Untuk bertahan hidup di Bandung, ia mengajar les privat matematika sambil kuliah. Dari penghasilan itulah ia membiayai hidupnya, bahkan membantu keluarganya di kampung.
“Kalau hidup susah jangan menyerah. Saya bisa sampai di titik ini karena kerja keras, disiplin, dan ditolong banyak orang baik,” ujarnya disambut tepuk tangan para siswa.
Dalam kesempatan tersebut, Koster juga menegaskan bahwa perhatian besarnya terhadap sektor pendidikan lahir dari pengalaman hidupnya sendiri. Ia mengaku tidak ingin ada anak-anak desa di Bali yang putus sekolah hanya karena tidak memiliki biaya.
Karena itu, saat menjadi anggota DPR RI, dirinya aktif memperjuangkan berbagai kebijakan pendidikan nasional, mulai dari Bantuan Operasional Sekolah (BOS), bantuan siswa miskin, hingga penyusunan regulasi kesejahteraan guru dan dosen yang melahirkan tunjangan profesi guru.
“Guru-guru sekarang yang mendapat tunjangan profesi itu lahir dari perjuangan panjang. Dari nol menyusun konsepnya,” kata Koster.
Menurutnya, pendidikan merupakan jalan utama memutus rantai kemiskinan dan membangun masa depan bangsa. Ia juga menekankan pentingnya pemerataan akses pendidikan di Bali, termasuk perjuangannya menghadirkan minimal satu SMA dan satu SMK di setiap kecamatan.
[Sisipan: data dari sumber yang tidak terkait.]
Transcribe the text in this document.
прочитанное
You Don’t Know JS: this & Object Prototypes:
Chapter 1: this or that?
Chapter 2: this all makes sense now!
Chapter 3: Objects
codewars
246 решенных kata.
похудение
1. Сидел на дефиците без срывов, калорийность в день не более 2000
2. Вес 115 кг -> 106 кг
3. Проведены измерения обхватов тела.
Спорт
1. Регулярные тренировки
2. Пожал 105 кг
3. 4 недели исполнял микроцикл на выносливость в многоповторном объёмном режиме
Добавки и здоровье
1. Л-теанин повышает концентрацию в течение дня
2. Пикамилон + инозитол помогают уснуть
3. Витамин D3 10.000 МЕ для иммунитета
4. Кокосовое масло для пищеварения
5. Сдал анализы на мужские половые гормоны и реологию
Koster menyebut pembangunan sekolah di desa bukan sekadar pembangunan fisik, melainkan investasi jangka panjang membangun sumber daya manusia Bali yang unggul dan berdaya saing global.
Dalam arahannya kepada siswa, Koster memberi motivasi agar generasi muda Bali tidak minder berasal dari desa. Ia menilai lulusan SMK kini memiliki peluang besar bekerja di dunia internasional, terutama di sektor pariwisata dan hospitality.
Ia mengapresiasi perkembangan SMKN 3 Kintamani yang kini memiliki hampir 900 siswa dengan jurusan-jurusan yang relevan dengan kebutuhan dunia kerja.
“Jurusan hotel dan restoran ini sangat cocok karena Kintamani adalah kawasan wisata internasional,” ujarnya.
Menurut Koster, banyak lulusan sekolah vokasi Bali kini bekerja di Jepang, Korea Selatan, Eropa hingga kapal pesiar internasional. Ia menilai anak-anak Bali memiliki karakter unggul seperti disiplin, jujur, dan cepat beradaptasi sehingga sangat dihargai di luar negeri.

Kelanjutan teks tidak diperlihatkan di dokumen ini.